In a previous post we looked at Amazon's The Fix, an in-house affordable accessories label available exclusively to the retailer's Prime customers. Yet, as reported by the MIT Technology Review, the Internet-based retailer may be aiming not just at reselling fashion products, but at designing them thanks to a tailor-cut (pun intended) algorithm.
Developed by Amazon's San Francisco-based Lab126 - the company's research and development hub - the algorithm uses a tool called generative adversarial network (GAN). The GAN employs two deep neural networks to remember the characteristics of specific styles and trends.
Learning from raw data, the tool can transform an existing piece of clothing to fit in a particular style. In a nutshell, the algorithm may spot a trend on Instagram, Pinterest, Facebook, or in its own collection images generated by Amazon's Echo Look camera, and come up with new styles.
The results of this project were presented during a recent workshop co-chaired by Amazon and featuring academic researchers working on how machines can study and understand fashion styles and trends. There were further lectures at the conference focused on other projects that employed algorithms to identify fashion-focused social-network accounts, a person's correct size, or generate new items of clothing from scratch (a research by Tim Oates, a professor at the University of Maryland in Baltimore County).
In the last few months Amazon has been heavily focusing on fashion, and online apparel shopping is currently thriving, so this can be the next logical step. Yet some issues may arise from the use of this "fashion designer" algorithm. As seen in a previous post, Amazon's The Fix is already a compendium of the most glamorous and desirable fashion tropes or - to put it more simply - it offers consumers products that are copied by designs made by more famous brands. Now, will the results be incredibly different if an algorithm starts selecting the most popular fashion trends to create a product derived from them? Who knows. For the time being the algorithm may help Amazon spotting a trend first.

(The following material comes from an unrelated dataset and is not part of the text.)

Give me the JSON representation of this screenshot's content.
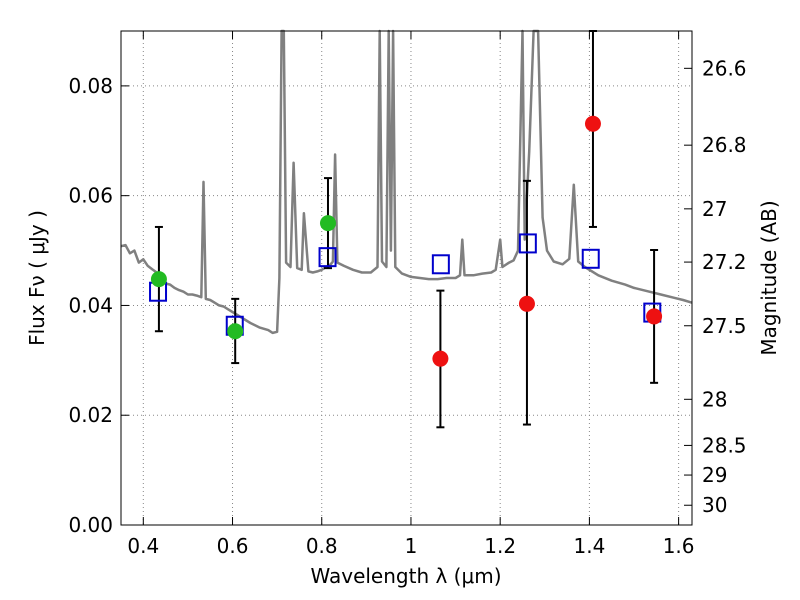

At the moment, though there are other services, such as Stitch Fix, using algorithms to provide personalised recommendations that help consumers selecting items in accordance with their tastes and needs (Amazon launched its own version of Stitch Fix - Prime Wardrobe - in June; like StitchFix, this service lets customers try on clothes before buying them). Stitch Fix also started producing a small collection of items via the Hybrid Design project, based again on the results that algorithms are providing them with, so Amazon wouldn't be doing anything radically new here.
It is a bit too early for fashion designers to worry as the algorithms developed so far haven't invented innovative trends, but they are working on existing styles and can only produce new designs after selecting a wide range of images, so we still need the creative power of a human being to provide that input. What we know, though, is that, while Stitch Fix seems to be doing well, previous projects involving fashion and algorithms have generated embarrassing results (remember Google And Zalando's risible Project Muze?), it is therefore easy to wonder if one day Amazon's dream of the fashion algorithm may turn into a dystopian nightmare of AI runway shows full of ill-fitting copied clothes. At the same time, you perversely hope the "fashion designer algorithms" will succeed, as they may help giving a rest to stressed designers (or maybe they will prompt designers to do their job without behaving like gods and stars...).
The most interesting thing, though, would be to see what may happen if historical or powerful houses - think Dior, Louis Vuitton or Prada - started using this technology allowing algorithms to remix their archives. What kind of creations would we get? Guess time will tell.